LA CONTROVERSIONE. TERZA TESTIMONIANZA
Secondo la ricostruzione dei migranti, dunque, durante la folle fuga sulla pista di Borgo Mezzanone, negli attimi di concitazione, l’auto di Omar avrebbe urtato una delle baracche site in prossimità di una delle strade sterrate del ghetto. Il ragazzo sarebbe sceso a piedi per poi essere bloccato dagli agenti nei pressi di una stamberga in costruzione. Qui gli operatori lo avrebbero buttato a terra, tra i cumuli di rifiuti in vetro, per poterlo ammanettare. Uno degli agenti sarebbe caduto insieme a lui. Solo successivamente la scena si sarebbe spostata nuovamente sull’asfalto della pista, lì dove era ferma l’auto d’ordinanza della Polstrada. Omar avrebbe tentato di divincolarsi e, per impedirne la fuga, sarebbe stato gettato nuovamente a terra da uno dei poliziotti. Lo stesso operatore che lo avrebbe poi assicurato, con una manetta, alla ruota della macchina.
«Io ho visto Omar a terra, vicino alla macchina – dichiara Matteo (nome di fantasia ndr) – Hanno messo il ginocchio sul collo di Omar per qualche minuto.

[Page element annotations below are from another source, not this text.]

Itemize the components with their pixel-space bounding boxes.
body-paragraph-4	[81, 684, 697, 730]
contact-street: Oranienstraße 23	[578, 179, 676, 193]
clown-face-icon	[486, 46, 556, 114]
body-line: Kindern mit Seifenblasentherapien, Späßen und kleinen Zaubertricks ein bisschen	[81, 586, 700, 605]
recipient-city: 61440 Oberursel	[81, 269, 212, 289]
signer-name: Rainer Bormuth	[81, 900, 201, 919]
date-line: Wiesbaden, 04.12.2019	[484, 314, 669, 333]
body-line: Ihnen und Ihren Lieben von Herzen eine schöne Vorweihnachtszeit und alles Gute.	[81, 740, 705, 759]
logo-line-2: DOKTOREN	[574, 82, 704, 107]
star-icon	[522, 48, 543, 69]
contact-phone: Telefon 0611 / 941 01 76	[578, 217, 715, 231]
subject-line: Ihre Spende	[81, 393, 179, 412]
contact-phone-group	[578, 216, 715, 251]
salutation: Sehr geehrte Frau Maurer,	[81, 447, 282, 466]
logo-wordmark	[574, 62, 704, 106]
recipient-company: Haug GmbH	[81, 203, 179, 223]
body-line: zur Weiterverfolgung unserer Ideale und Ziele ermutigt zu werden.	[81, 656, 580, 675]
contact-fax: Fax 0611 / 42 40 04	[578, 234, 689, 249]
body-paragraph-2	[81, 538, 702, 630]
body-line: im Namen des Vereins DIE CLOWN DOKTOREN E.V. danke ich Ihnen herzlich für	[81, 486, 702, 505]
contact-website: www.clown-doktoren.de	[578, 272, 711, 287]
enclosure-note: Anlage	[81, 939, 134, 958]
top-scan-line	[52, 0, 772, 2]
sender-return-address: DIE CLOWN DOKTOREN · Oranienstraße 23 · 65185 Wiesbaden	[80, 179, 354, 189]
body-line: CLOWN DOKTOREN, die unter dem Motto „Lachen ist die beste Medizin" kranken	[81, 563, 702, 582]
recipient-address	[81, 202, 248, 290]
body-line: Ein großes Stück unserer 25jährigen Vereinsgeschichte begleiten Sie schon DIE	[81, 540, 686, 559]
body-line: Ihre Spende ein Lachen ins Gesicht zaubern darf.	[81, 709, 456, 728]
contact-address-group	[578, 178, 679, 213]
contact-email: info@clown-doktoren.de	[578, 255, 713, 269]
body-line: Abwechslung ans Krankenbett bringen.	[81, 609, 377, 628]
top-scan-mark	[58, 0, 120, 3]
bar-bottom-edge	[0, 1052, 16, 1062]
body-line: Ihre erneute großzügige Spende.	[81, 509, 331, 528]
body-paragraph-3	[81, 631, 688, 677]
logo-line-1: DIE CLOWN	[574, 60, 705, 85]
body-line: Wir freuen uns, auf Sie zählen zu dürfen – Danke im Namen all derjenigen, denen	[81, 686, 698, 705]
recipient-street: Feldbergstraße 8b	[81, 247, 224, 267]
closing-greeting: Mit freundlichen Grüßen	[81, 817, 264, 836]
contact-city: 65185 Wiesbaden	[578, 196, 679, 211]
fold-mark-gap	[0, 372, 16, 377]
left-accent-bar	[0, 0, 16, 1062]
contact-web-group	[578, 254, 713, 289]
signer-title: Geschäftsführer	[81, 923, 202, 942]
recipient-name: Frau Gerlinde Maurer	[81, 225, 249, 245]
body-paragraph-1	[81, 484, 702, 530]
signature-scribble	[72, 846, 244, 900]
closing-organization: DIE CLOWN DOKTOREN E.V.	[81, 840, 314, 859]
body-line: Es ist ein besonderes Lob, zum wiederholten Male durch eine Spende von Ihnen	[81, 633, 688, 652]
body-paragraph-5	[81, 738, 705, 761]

I ragazzi dicevano che loro non dovevano maltrattare Omar così. Buttarlo a terra e fare tutte queste cose. Solo per questo lo volevano difendere. Ti posso garantire che nessuno ha messo le mani addosso alla Polizia. Tutti erano lì attorno alla macchina ma volevano solo che i poliziotti non lo maltrattassero così. Non è che lo difendevano per non farlo arrestare. Lo dovevano prendere, ma non così. Lo stavano difendendo in questo senso. Io ho visto quando si è fatto male Omar. Quando lo hanno buttato a terra, pure il poliziotto è caduto. Mentre lo stavano inseguendo e fermando. Perché lì c’era tanta immondizia ed era bagnato perché aveva piovuto. Ma nessuno li ha picchiati. Da quando hanno messo Omar vicino alla ruota della macchina, sono passati venti o trenta minuti. Poi sono arrivate le altre auto della Polizia. Nel frattempo, noi stavamo parlando con loro. Ma nessuno li ha toccati.»